Biographie
Chantal Lagacé vit et travaille à Sherbrooke. Diplômée au programme de Baccalauréat en arts visuels de l’Université Laval (Québec) (1985) et au programme d’Études supérieures spécialisées en design d’événements à l’Université du Québec à Montréal (2003), Chantal Lagacé est l’auteure du livre Mémento pour tout jour. Regard sur le patrimoine architectural vivant de Sherbrooke (2007) et elle est aussi l’auteure de la sculpture extérieure Si les maisons et les arbres pouvaient parler, ils vous diraient que… (2010) œuvre intégrée à l’architecture et à l’environnement du Service de police de la Ville de Sherbrooke.
Depuis les années 2000, l’espace urbain, la ville – comprise comme un milieu social, un lieu géographique et un habitat urbain destiné au genre humain – est l’objet et le sujet de recherches de Chantal Lagacé. Intéressée par l’histoire, elle cherche les récits, les trames narratives urbaines, cachés dans les objets vernaculaires tout autant que dans les formes architecturales. Elle y analyse les traces et les empreintes évoquant souvenirs et modes de vie urbaine. L’artiste pose des regards singuliers sur les villes qu’elle communique ensuite de diverses manières dans une pratique artistique actuelle.
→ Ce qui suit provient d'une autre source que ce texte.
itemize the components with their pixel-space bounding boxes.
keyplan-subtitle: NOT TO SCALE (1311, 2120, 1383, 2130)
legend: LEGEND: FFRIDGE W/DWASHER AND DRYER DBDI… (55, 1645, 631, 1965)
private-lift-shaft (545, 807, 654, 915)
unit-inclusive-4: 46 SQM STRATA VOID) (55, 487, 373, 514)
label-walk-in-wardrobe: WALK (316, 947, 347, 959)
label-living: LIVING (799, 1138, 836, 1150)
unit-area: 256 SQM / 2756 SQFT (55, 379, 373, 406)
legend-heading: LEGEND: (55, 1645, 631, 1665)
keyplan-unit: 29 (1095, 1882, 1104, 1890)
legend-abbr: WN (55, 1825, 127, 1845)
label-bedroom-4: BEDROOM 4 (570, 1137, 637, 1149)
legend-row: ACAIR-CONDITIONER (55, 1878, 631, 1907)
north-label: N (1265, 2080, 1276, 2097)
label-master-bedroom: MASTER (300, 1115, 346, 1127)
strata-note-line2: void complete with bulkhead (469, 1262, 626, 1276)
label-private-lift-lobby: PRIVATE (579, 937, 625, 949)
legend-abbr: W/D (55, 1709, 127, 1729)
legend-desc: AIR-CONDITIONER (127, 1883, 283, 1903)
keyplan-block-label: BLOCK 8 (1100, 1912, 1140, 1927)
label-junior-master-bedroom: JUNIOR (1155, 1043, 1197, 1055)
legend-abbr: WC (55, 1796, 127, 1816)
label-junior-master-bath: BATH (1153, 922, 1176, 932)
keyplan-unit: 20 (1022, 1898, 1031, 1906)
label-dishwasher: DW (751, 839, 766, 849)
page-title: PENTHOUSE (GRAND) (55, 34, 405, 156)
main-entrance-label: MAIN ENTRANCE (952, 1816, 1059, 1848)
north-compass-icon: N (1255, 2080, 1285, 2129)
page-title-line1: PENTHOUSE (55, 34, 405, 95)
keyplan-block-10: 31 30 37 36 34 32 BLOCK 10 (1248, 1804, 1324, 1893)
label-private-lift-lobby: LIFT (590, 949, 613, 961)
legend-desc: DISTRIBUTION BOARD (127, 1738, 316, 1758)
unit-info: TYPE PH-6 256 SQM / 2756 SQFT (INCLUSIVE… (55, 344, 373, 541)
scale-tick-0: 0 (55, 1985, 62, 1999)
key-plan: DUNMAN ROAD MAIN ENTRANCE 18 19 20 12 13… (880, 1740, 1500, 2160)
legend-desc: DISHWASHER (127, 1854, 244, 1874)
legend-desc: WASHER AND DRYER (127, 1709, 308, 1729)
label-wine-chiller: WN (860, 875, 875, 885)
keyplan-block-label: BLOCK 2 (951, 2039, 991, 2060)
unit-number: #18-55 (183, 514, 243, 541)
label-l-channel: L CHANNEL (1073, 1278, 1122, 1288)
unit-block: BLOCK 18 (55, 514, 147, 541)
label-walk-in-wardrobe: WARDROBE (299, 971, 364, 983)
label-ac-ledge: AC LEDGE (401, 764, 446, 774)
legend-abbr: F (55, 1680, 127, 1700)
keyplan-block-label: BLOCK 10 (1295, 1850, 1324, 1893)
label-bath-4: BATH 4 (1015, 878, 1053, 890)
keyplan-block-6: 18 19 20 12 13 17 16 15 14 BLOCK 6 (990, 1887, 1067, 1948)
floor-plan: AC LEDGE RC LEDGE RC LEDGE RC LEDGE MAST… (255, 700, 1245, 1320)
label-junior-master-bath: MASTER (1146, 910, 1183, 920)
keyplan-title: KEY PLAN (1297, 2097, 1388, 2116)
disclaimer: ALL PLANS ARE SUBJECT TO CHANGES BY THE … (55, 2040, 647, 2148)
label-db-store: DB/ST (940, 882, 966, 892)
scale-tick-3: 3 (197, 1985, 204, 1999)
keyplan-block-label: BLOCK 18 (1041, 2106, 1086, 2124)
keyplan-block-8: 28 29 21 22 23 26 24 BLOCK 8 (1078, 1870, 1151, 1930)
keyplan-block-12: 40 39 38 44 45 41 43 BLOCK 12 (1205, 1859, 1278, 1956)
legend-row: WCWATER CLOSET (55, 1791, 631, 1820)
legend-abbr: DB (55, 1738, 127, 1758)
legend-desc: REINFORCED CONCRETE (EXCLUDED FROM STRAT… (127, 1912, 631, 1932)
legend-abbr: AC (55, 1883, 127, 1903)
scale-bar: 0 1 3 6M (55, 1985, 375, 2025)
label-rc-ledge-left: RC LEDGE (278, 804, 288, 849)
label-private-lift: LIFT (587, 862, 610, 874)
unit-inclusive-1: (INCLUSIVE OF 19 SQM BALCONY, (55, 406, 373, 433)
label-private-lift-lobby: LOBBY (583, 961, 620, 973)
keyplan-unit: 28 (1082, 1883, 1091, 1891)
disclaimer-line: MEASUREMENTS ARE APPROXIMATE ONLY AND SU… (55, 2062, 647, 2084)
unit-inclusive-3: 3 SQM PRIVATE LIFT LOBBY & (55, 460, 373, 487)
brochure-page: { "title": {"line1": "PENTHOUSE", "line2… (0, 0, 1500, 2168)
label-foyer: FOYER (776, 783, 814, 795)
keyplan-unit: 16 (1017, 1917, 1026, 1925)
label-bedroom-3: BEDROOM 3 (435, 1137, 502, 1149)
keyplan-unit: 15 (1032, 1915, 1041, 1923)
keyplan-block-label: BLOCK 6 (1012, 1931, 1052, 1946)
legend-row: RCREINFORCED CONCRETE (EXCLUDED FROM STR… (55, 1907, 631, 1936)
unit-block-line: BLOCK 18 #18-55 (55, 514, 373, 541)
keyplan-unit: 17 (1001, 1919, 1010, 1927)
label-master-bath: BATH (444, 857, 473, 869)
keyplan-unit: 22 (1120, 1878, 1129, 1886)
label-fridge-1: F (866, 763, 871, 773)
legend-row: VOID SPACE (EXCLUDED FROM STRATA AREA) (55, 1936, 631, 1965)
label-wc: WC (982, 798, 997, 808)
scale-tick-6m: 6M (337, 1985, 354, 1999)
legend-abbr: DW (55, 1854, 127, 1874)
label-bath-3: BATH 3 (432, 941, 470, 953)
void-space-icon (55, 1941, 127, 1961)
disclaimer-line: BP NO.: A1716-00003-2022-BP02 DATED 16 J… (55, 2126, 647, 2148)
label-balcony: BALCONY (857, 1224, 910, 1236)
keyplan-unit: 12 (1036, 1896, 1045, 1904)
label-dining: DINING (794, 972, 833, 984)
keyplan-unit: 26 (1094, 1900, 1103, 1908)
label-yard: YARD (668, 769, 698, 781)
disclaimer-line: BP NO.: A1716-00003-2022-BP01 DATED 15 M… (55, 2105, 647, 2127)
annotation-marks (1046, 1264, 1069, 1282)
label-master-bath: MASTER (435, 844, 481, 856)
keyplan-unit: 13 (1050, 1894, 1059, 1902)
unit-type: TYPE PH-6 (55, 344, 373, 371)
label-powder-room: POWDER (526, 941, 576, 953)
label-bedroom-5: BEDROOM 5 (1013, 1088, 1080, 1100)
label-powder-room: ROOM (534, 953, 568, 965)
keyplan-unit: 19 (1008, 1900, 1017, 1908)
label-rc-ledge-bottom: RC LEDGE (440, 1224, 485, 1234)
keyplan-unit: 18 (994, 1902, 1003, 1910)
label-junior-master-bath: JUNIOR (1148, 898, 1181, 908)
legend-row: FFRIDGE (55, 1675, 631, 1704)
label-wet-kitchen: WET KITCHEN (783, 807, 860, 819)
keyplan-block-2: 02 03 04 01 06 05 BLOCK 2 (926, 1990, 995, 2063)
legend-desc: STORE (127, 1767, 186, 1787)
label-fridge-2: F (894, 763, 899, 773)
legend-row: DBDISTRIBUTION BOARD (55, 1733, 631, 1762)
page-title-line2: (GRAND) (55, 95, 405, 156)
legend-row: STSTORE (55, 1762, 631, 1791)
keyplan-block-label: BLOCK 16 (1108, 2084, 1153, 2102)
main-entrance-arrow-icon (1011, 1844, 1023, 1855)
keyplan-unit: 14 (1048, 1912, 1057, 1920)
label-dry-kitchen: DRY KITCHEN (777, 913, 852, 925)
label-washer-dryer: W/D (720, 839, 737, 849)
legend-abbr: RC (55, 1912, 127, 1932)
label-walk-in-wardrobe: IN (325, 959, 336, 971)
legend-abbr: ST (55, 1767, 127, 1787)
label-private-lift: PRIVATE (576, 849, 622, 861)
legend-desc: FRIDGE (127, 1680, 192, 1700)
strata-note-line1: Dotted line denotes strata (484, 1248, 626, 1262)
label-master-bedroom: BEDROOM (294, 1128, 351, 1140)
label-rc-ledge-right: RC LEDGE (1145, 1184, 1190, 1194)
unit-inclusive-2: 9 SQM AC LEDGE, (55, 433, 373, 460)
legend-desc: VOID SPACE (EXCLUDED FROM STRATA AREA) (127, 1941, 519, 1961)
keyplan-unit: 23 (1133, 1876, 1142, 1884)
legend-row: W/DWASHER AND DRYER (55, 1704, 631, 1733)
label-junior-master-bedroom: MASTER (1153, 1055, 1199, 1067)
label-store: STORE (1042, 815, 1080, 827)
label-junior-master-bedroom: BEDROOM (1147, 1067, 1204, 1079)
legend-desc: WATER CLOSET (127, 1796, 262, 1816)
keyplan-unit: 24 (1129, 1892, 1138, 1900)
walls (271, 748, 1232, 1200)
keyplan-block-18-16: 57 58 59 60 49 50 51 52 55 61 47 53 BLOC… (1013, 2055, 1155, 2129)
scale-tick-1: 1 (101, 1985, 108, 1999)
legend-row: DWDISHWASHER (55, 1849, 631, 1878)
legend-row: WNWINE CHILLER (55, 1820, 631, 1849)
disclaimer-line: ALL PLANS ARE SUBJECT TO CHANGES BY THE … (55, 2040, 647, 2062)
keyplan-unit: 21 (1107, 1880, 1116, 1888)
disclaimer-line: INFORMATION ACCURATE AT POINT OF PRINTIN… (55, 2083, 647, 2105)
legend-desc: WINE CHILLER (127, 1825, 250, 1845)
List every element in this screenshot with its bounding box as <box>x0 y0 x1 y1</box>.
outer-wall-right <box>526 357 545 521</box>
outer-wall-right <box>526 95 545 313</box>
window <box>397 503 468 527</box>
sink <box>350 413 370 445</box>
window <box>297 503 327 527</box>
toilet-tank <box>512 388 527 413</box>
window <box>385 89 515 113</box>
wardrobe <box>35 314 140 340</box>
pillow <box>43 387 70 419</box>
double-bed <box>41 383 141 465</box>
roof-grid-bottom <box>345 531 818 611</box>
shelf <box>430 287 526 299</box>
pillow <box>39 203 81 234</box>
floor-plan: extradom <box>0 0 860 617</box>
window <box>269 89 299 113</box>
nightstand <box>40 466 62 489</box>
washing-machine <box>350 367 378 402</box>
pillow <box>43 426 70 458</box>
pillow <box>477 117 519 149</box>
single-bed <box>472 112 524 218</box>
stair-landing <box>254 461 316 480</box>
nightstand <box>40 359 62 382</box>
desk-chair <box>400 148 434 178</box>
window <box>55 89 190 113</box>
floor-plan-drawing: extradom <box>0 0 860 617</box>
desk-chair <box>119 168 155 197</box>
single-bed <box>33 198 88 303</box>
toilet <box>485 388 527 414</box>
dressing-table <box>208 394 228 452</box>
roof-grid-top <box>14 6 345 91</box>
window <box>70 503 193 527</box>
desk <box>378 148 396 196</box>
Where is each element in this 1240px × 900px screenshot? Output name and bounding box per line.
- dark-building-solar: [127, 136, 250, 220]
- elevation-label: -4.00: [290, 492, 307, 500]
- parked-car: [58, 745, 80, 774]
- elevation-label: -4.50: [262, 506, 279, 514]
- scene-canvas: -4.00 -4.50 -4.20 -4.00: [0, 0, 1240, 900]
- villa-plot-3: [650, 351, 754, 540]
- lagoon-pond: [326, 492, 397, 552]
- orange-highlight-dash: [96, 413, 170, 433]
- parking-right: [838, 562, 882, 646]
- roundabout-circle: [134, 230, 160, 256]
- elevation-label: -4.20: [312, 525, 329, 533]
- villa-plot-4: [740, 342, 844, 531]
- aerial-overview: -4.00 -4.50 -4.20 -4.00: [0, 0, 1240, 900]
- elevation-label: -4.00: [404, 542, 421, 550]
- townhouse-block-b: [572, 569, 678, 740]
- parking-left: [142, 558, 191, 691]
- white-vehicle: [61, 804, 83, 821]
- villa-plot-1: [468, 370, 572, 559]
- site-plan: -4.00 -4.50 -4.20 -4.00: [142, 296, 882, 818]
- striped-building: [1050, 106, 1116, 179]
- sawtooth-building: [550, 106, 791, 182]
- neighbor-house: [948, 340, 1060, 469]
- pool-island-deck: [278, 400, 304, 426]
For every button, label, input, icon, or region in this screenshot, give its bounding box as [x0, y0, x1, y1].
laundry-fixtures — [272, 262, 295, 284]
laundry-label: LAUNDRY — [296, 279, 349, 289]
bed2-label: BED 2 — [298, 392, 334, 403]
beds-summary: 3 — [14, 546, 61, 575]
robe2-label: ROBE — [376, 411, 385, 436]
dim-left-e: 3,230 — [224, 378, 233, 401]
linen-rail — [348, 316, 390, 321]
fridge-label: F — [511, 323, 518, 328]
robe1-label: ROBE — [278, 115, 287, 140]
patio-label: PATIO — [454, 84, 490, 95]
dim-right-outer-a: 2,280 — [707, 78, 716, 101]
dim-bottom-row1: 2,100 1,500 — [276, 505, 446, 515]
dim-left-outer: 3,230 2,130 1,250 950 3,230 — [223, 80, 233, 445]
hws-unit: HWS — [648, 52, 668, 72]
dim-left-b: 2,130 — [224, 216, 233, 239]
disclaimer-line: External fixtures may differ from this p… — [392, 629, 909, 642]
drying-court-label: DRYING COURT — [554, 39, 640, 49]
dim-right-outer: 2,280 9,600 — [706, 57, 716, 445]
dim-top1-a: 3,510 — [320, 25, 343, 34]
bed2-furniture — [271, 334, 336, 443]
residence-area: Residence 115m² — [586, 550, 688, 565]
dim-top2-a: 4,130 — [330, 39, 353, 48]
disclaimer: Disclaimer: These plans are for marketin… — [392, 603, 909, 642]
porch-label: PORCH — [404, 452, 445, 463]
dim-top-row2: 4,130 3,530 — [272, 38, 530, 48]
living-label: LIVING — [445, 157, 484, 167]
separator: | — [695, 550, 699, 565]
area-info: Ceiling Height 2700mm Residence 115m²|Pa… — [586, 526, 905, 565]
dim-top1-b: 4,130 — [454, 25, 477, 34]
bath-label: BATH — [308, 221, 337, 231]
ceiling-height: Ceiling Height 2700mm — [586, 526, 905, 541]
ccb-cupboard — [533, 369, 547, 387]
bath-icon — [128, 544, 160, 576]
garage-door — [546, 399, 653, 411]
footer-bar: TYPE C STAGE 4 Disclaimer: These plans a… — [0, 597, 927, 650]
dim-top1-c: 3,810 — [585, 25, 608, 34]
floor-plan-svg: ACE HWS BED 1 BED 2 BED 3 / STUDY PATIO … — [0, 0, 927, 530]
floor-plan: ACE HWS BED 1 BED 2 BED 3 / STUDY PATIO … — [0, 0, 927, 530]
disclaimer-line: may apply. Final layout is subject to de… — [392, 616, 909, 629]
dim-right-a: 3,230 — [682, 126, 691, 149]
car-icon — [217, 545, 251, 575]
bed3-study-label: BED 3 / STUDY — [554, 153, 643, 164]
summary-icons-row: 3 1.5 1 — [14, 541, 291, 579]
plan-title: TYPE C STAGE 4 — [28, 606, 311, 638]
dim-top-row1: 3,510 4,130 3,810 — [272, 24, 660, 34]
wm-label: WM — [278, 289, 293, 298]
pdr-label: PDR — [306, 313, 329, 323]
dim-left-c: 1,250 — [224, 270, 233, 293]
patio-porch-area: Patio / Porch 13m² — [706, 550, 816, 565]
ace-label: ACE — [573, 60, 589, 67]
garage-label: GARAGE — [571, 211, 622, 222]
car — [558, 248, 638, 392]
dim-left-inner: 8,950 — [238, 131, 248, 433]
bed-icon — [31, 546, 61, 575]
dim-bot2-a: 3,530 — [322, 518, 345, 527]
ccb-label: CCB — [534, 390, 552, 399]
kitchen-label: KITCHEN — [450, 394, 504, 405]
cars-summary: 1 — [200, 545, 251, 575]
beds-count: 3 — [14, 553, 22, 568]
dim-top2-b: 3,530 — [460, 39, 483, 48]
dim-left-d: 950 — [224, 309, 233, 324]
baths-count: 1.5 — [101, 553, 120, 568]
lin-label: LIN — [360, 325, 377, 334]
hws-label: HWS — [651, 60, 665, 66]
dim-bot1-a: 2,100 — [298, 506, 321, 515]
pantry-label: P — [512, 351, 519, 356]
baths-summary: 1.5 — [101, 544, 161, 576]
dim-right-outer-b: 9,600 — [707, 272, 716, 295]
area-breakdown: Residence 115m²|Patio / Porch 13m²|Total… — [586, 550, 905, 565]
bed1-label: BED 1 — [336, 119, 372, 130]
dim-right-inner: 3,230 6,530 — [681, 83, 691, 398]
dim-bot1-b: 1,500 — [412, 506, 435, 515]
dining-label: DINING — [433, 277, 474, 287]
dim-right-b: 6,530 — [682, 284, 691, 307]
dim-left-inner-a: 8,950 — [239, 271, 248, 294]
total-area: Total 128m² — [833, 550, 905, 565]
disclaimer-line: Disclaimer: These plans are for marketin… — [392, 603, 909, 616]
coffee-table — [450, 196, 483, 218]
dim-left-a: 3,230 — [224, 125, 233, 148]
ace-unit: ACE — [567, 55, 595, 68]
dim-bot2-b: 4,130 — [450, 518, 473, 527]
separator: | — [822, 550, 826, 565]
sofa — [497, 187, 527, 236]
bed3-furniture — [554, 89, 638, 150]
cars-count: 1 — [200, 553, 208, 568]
Commissaire : Suzanne Pressé
C’est dans la continuité de son travail que Chantal Lagacé inscrit sa récente exposition Couvercles de regards (2012-2014), un ensemble de photos de couvercles de regards et de dessins du même motif réalisés au graphite et au crayon Conté noir sur papier et sur feuille volante de bottin téléphonique. Les couvercles de regards sont ces éléments métalliques couvrant les ouvertures destinées aux entretiens des installations de canalisation et des égouts, installés sur la chaussé et les trottoirs des villes et villages. Les villes comptent des milliers de couvercles de regards. À titre indicatif, la ville de Sherbrooke en compte dix mille.
C’est en 1883, lors de la Révolution industrielle, que furent nommés regard, ces ouvertures destinées à faciliter les visites, les réparations dans les canalisations, les égouts mais aussi dans les machines à vapeur, les fours et même les caves. Le 19e siècle fut le siècle de l’urbanisation, avec la suprématie de la population urbaine sur la population rurale et l’apparition des villes tentaculaires en proie à des croissances exceptionnelles. Là se sont concentrées la production, les hommes, les nœuds de communication, les capitaux, les emplois tertiaires et les services municipaux. En conséquence de quoi la Révolution industrielle a été le théâtre d’une crise urbaine dont le problème essentiel fut celui du logement des nouvelles cités ouvrières et l’absence d’installations sanitaires, causes de maladies et d’épidémies mortelles.
Dans ce travail, Chantal Lagacé révèle ainsi la beauté de ces éléments métalliques dans leur forme de grille circulaire à fentes parallèles, de grille circulaire à fentes obliques et de grille carrée à fentes parallèles. Voilà une approche singulière, unique même, de révéler l’importance de ces équipements sanitaires, souvent banalisés, mais combien nécessaires pour la santé publique.
L’exposition Couvercles de regards présente également la récente série Rues de l’artiste, un ensemble de dessins au graphite sur feuilles volantes de bottin téléphonique, ces documents en voie de disparition. Voilà la ville considérée ici comme un milieu social, un habitat urbain destiné au genre humain.
Dans son esthétique, Chantal Lagacé explore les caractéristiques de l’organisation urbaine dans ses diverses accumulations, juxtapositions, répétitions, successions et alignements. Parcourant les villes à pieds, en vélo et en scooter, cette glaneuse des villes enregistre des signes, récupère des artefacts, minuscules, oubliés, déchus et rejetés, qui ponctuent son parcours pour les classifier en fonction de leur propriété formelle, fonctionnelle et de leur charge symbolique.
Image : Chantal Lagacé, Travail sur Couvercle de regards dans un parc, 2014. Photo : Gilles McInnis.